The Woodstock Sentinel Review (Ontario)
Thursday, November 14, 2013 9:26:19 EST AM
Father Evtimy Wolinski. SENTINEL REVIEW/File Photo
WOODSTOCK – Canada’s last active Studite monk claims he has lost almost everything after allegedly breaking one of the most important vows a monk can make.
The former Woodstock Peace Lighthouse and Studite monastery are closed and for sale signs have been posted.
The former priest and monk of 34 years left his post as monastery superior and is believed to have fathered a child with a Ukrainian woman who emigrated to Canada to conduct prayer meetings at the church.
The former Very Reverend Evtimy Wolinski, also known as Herbert Wolinski, a monk with a Ukrainian order known as the Studite Fathers, is being sued for child and spousal support.
Wolinski, 69, claims in court documents that he has been “internationally suspended from all priestly functions.”
According to the documents, Viktoriya Abelyar is petitioning the court to grant her sole custody of her and Wolinski’s 22-month-old child, and is asking that Wolinski provide financial support.
Father Myroslaw Tataryn, a Waterloo priest and spokesperson for the Ukrainian Catholic Eparchy of Toronto, confirmed Abelyar’s accusation.
“It’s a very, very sad situation, it really is,” he said.

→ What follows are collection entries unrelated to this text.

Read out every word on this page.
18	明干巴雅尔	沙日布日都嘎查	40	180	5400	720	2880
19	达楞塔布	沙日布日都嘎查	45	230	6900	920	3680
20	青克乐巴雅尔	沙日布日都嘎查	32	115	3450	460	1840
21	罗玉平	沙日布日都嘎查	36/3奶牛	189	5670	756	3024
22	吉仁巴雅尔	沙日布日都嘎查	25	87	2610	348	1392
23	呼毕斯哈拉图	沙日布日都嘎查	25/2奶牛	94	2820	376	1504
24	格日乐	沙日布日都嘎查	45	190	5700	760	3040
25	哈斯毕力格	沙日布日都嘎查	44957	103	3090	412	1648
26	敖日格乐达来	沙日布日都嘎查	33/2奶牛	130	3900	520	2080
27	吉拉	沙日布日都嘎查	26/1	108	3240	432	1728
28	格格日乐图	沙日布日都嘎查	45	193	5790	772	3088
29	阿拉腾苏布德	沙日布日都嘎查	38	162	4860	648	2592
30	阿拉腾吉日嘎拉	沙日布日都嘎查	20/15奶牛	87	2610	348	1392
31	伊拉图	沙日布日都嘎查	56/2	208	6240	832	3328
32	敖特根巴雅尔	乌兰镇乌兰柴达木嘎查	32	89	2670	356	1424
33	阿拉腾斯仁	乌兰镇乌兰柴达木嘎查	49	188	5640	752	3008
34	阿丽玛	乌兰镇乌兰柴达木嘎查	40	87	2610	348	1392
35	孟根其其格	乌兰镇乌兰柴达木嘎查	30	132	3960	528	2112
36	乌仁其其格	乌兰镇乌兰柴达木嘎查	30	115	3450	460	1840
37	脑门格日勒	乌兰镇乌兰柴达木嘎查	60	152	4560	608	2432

Tataryn, a priest for 32 years, said it is “the only incidence of something like this happening in Canada within our church.”
While Tataryn said he cannot comment on Wolinski’s status as a monk, which is up the Studite Fathers, he said he is no longer “functional as a priest in the Toronto Eparchy.”
“He’s been a monk for many, many years. It happened late in his career,” he said.
While priests are allowed to marry in the Ukrainian Catholic Church, monks, by dint of their vows, are prohibited from wedlock.
Tataryn also added that the Toronto Eparchy has not put the land up for sale, as it belongs to the Studite Fathers who have a board of directors and monastery near Rome.
Abelyar, 40, alleged in the court document that she was hired by the Studite Fathers, located at 560 Parkinson Road, to help organize and monitor a Ukrainian-speaking prayer group known as “Keepers of the Light.”
She said she lived on the church property and was provided with accommodation, food and emergency travel insurance in return for volunteer work, but stayed beyond the initial one-year period.
In a letter to the Canadian Consulate dated June 2, 2009, signed by Wolinski, the Studite Fathers promised to “guarantee food, accommodation, health-care and all basic necessities” to Abelyar.
Four years later it fell apart, after she and Wolinski began “an intimate common law relationship” in January of 2010, which ended on June 11, 2013.
She said she spent her days working as a secretary, gardening and performing secretarial duties.
A June 2013 letter, also included in court documents and signed by Toronto Catholic Bishop Stephen Chmilar, prohibits Abelyar and her child from trespassing on the land and premises located at 560 Parkinson Road after July of 2013.
Abelyar alleged that at one point during their relationship, Wolinski promised to marry her, she also alleged he told he has other children and does not provide support to them.
Wolinski fired back in the documents that “statements about my promising marriage or having other children are absolute lies.”
He also said he wants to help them.
“I cherish little Emmanuel and have said that I will do what I can to help and provide for both as soon as I get back on my feet,” he wrote.
Wolinski says he no longer has control over the Studite properties and was “put out on the street,” with only his old-age pension as an income.
Abelyar claims Wolinski “will not help me care for our baby, and avoids him.”
“I suspect this is because he is monk and part of his vows include celibacy,” she wrote.
Throughout 2012, she said Wolinski gave her a total of $10,000, but is now down to her last $500.
“Because of Hebert’s disinterest in our child and our well-being, and his financially controlling behaviour, I feel very much that we are victims of economical and emotional abuse,” she wrote.
She also alleged that Wolinski was a regular gambler, and included copies of a player prestige card from Casino Windsor.
The Studites, members of one of the oldest monastic orders of the church dating from pre-schism times, once owned hundreds of acres of land in Woodstock.
Over the years they have slowly sold off it off developers.
In 2000, Wolinski was responsible for establishing the Woodstock Peace Lighthouse of Icons, which at one time housed more than 100 religious icons or intricate paintings about religious subjects.
He had hoped it would generate interest in the monastery and act as a draw for tourists.
In 2002, Wolinski told the Sentinel-Review that the Lighthouse “is a celebration of Christ’s birth and essentially features the life of Christ in icons.”
Numbers listed for the Woodstock Peace Lighthouse have been disconnected, and an email was not returned.
Both Wolinski and Abelyar could not be reached for comment.
Their case returns to court on December 11.